Personel Alımları | Bayilik Başvuruları | Kredi Haberleri

10 gün vazifeye gelmeyen profesör çekilmiş sayılabilir mi?

Danıştay 8. Dairesi, Üniversitesi Tıp Fakültesinde profesör olarak misyon yapan davacı tarafından, 26/05/2018-01/06/2018 tarihleri ortasında mazeretsiz olarak 10 gün mühletle misyonuna gelmediği gerekçesiyle 657 sayılı Devlet memurları Kanunu’nun 94. ve 96. hususları yeterince müstafi sayılmasına ait süreci hukuka ters bulan birinci derece mahkemesi kararını onadı.

657 neyi amaçlıyor?

657 sayılı Kanunda yer alan bu kuralların birlikte değerlendirilmesinden anlaşılacağı üzere; Devlet memurlarının 10 güne kadar olan devamsızlıkları disipline mevzu bir hata olarak değerlendirilirken, 10 gün ve aşan devamsızlık halinde ilgilinin memuriyetini kendi iradesiyle sonlandırmış olduğu kabul edilerek idari bir tasarrufta bulunulmaktadır.
Bu düzenlemenin maksadı ise, 657 sayılı Kanuna tabi memurların yürüttüğü kamu hizmetinin niteliğinden kaynaklanmaktadır. Devlet memurlarının devamsızlıklarının yürüttüğü hizmete direkt tesirinin bulunduğu tartışmasızdır.

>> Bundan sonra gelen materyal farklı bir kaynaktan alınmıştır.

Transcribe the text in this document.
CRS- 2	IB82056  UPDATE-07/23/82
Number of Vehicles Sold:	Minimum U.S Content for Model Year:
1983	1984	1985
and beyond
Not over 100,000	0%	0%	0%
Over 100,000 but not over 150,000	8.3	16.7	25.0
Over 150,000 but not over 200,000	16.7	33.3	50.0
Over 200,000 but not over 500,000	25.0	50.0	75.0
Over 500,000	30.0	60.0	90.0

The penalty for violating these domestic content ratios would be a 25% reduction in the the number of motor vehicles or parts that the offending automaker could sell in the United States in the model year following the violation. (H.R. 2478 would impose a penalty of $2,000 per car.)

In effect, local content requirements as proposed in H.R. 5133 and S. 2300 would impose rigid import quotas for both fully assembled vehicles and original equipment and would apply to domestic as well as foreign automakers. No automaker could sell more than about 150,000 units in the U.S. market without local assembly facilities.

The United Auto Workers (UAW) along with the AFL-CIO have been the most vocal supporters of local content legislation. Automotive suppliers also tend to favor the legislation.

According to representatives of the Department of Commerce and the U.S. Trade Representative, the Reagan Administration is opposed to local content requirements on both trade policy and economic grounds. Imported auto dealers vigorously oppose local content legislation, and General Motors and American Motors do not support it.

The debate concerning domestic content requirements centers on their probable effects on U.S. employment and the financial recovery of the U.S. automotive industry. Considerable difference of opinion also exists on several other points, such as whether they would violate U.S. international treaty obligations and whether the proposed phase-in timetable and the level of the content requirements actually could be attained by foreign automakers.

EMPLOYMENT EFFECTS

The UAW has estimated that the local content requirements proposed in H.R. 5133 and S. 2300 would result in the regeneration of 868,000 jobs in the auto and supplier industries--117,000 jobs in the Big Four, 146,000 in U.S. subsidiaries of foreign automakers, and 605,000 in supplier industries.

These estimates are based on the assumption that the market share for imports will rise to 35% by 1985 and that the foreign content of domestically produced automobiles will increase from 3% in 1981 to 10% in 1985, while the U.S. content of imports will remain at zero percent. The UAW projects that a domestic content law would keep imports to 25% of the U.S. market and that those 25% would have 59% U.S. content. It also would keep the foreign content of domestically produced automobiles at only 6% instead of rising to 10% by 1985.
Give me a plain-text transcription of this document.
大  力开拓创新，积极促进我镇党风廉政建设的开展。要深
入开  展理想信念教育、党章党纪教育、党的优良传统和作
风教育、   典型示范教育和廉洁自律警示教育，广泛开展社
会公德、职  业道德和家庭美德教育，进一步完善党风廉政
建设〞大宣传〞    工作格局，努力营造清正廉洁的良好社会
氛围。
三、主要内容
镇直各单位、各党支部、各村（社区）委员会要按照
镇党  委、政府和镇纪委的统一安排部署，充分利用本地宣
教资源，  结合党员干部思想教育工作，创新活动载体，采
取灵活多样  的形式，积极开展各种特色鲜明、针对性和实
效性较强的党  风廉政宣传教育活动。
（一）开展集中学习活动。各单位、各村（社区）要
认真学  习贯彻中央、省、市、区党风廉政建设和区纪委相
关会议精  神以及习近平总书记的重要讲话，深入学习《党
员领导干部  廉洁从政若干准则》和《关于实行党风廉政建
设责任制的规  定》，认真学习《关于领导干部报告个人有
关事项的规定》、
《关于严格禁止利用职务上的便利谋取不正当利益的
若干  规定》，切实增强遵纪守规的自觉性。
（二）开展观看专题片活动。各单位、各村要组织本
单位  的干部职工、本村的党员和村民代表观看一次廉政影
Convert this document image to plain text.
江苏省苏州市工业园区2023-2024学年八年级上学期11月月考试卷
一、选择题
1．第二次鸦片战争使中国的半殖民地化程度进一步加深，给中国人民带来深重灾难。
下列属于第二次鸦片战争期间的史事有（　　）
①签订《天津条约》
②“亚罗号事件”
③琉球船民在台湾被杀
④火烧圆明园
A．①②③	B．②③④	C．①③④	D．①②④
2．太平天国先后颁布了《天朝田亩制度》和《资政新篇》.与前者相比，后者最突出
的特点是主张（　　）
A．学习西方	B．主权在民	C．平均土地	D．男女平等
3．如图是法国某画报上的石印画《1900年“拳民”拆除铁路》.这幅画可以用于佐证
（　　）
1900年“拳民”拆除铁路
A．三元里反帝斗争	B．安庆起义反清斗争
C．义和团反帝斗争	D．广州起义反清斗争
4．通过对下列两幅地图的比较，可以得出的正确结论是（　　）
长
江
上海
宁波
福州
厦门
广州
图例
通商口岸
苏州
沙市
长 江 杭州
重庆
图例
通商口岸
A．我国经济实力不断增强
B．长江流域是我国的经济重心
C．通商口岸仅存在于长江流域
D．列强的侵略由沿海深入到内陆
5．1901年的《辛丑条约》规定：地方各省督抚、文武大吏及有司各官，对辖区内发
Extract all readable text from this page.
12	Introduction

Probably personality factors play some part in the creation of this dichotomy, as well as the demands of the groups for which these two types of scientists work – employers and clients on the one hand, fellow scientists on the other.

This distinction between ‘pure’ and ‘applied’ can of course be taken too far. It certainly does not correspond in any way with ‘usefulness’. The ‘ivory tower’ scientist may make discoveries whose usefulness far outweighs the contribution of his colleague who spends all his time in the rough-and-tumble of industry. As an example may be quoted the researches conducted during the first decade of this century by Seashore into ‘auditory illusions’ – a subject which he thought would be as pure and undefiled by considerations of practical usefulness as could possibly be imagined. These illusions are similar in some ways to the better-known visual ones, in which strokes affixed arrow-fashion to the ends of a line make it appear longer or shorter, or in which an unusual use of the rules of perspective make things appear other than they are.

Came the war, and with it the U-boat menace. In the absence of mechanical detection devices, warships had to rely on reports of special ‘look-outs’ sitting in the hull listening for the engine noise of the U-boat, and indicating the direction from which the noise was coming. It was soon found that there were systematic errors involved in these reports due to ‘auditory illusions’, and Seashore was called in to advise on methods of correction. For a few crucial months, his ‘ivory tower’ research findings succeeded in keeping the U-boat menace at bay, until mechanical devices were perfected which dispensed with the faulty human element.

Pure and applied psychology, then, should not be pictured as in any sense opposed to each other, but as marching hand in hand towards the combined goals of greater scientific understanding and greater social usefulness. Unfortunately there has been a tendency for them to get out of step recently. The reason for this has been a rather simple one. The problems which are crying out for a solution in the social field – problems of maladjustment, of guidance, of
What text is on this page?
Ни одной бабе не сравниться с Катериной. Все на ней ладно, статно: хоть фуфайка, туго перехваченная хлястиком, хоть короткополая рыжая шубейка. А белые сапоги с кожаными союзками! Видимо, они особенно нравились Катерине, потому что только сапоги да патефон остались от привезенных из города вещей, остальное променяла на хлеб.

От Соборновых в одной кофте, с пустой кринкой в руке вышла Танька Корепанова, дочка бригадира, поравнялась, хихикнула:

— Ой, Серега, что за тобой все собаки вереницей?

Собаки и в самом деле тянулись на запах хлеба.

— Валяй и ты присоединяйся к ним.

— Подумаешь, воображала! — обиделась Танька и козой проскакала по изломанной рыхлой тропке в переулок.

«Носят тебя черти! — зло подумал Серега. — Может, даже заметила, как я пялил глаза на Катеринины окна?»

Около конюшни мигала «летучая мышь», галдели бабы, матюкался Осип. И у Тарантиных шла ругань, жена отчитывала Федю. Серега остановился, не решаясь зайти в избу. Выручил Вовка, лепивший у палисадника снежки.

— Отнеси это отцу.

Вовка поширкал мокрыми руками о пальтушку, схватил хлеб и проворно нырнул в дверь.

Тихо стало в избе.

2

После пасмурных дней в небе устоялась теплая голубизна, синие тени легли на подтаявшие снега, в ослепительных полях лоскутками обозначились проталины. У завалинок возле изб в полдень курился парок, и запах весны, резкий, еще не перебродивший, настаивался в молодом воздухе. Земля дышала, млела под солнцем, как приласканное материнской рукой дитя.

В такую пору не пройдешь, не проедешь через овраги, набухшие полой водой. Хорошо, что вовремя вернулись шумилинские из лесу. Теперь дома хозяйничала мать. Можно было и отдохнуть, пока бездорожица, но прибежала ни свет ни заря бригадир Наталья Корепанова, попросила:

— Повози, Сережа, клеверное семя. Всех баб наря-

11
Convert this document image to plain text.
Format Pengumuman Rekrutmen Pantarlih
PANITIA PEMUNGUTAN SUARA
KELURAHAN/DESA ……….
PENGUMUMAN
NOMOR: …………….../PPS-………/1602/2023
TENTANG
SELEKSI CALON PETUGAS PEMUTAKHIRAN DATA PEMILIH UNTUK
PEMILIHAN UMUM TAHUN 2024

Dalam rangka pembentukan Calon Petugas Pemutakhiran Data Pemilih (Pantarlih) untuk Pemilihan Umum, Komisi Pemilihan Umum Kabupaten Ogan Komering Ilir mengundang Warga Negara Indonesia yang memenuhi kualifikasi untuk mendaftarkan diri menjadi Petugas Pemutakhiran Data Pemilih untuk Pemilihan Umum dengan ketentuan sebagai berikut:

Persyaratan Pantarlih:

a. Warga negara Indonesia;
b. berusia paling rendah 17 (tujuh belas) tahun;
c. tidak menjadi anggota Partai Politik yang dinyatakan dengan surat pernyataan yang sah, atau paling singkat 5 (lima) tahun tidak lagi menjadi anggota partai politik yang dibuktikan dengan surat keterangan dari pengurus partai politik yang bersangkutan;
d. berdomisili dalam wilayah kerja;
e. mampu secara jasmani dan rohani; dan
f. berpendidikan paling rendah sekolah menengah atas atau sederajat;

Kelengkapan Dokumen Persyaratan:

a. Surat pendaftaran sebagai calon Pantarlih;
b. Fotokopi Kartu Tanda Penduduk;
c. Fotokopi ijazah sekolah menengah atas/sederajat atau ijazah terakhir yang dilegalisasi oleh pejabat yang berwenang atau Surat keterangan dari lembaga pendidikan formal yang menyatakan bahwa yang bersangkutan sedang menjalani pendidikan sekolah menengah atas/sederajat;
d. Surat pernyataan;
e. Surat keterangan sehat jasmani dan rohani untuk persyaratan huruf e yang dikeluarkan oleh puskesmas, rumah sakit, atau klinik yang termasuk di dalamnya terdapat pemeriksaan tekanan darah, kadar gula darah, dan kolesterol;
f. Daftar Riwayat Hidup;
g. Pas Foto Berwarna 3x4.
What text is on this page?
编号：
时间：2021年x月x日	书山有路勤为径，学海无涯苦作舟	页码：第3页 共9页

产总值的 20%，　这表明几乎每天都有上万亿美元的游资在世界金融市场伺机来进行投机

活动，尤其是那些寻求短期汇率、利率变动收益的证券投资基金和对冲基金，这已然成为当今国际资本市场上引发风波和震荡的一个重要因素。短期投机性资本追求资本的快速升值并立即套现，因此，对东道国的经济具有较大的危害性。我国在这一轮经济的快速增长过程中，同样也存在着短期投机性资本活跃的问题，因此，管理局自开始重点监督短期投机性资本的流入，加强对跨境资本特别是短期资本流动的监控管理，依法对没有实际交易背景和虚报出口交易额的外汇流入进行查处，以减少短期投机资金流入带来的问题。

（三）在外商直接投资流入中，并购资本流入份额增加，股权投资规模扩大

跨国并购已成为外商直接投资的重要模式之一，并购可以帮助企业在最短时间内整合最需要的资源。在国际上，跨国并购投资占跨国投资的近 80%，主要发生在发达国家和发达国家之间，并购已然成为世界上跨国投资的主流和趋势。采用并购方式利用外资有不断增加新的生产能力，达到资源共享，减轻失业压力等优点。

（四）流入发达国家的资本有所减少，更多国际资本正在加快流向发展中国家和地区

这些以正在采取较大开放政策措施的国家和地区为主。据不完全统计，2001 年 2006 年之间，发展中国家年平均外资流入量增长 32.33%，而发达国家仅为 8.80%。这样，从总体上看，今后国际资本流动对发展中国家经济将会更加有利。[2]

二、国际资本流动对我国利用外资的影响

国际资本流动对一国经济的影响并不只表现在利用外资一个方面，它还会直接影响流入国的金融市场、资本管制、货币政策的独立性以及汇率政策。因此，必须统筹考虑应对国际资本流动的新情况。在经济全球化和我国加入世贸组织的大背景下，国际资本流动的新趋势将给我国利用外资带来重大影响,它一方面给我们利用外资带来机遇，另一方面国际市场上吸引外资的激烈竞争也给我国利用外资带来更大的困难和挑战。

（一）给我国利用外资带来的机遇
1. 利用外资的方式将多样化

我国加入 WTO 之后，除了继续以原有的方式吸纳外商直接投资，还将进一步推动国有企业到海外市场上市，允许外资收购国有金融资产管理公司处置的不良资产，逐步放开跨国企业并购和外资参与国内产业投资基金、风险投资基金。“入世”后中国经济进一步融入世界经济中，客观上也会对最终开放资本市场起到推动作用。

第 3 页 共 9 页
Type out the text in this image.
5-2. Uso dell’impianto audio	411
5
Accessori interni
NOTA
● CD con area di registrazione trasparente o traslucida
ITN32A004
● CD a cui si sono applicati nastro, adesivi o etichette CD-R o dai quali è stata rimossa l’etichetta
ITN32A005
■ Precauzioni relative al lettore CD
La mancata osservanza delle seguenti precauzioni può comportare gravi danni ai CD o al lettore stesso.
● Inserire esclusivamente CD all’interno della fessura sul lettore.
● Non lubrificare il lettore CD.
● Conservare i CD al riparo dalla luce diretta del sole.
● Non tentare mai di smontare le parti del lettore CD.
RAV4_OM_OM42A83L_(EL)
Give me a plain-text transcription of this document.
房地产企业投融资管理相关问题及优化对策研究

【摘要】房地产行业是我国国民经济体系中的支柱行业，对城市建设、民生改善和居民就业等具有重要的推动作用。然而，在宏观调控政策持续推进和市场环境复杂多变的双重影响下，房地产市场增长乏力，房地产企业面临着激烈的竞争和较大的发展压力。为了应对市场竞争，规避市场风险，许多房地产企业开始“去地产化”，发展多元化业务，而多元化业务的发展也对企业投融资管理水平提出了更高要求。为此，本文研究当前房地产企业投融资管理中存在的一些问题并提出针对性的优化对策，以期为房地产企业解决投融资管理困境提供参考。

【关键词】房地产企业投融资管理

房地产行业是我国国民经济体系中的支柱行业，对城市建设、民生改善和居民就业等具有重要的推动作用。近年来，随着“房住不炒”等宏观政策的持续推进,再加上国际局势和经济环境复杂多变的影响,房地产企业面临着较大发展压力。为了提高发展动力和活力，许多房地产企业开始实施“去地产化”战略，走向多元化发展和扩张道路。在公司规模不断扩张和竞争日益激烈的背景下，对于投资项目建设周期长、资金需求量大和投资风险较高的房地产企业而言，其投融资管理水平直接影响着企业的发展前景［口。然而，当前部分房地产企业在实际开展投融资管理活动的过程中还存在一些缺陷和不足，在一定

Memurlar ile akademik çalışanın yürüttükleri kamu hizmetinin farklı niteliklerde olduğu açıktır.

2547 ve 2914 sayılı Kanunlara tabi öğretim elemanlarının Kanunda tanımlanmış olan misyonları ile 657 sayılı Kanuna tabi memurların yürüttükleri kamu hizmetinin farklı niteliklerde olduğu açıktır.

Yasa koyucunun bu farklılığı gözetmek suretiyle, 2547 sayılı Maddede öğretim elemanları açısından vazifeye devamsızlık hali için bir idari tasarruf öngörmeyerek disiplin cezasına tabi kıldığı sonucuna ulaşılmaktadır. Kaldı ki, disiplin cezası biçiminde tesis edilecek bir süreç ile idari bir tasarruf niteliği taşıyan sürecin oluşturulma süreci ve ilgili açısından yaratacağı hukuksal sonuçlar birbirinden farklılık taşımaktadır.

Bu açıklamalar ışığında, 2547 sayılı Yasaya tabi öğretim üyesi olarak misyon yapan davacı hakkında durumun süreç tarihinde yürürlükte bulunan 2547 sayılı Kanunun disiplin kararları uyarınca yapılacak bir soruşturma ile tespit edilerek, bunun sonucuna nazaran süreç tesis edilmesi gerekmekte iken, misyonundan çekilmiş sayılması tarafında 657 sayılı Kanunun 94. hususu uyarınca tesis edilen dava konusu süreçte hukuka uyarlık bulunmadığı sonucuna varılmıştır.

T.C.
DANIŞTAY
SEKİZİNCİ DAİRE
Temel No: 2019/5642
Karar No: 2022/5154

TEMYİZ EDEN (DAVALI) : . Üniversitesi
VEKİLİ: Av. .

KARŞI TARAF (DAVACI) : .
VEKİLİ : Av. .

İSTEMİN KONUSU : . Bölge Yönetim Mahkemesi… İdari Dava Dairesinin . tarih ve E:., K:. sayılı kararının temyizen incelenerek bozulması istenilmektedir.

YARGILAMA SÜRECİ:

Dava konusu istem:

. Üniversitesi Tıp Fakültesinde profesör olarak vazife yapan davacı tarafından, 26/05/2018-01/06/2018 tarihleri ortasında mazeretsiz olarak 10 gün müddetle vazifesine gelmediği gerekçesiyle 657 sayılı Devlet memurları Kanunu’nun 94. ve 96. unsurları mucibince müstafi sayılmasına ait Rektörlüğün . tarih ve E.. sayılı sürecinin iptali ile ödenmeyen aylıklarının ödeme tarihinden itibaren işleyecek yasal faiziyle birlikte ödenmesine karar verilmesi istenilmiştir.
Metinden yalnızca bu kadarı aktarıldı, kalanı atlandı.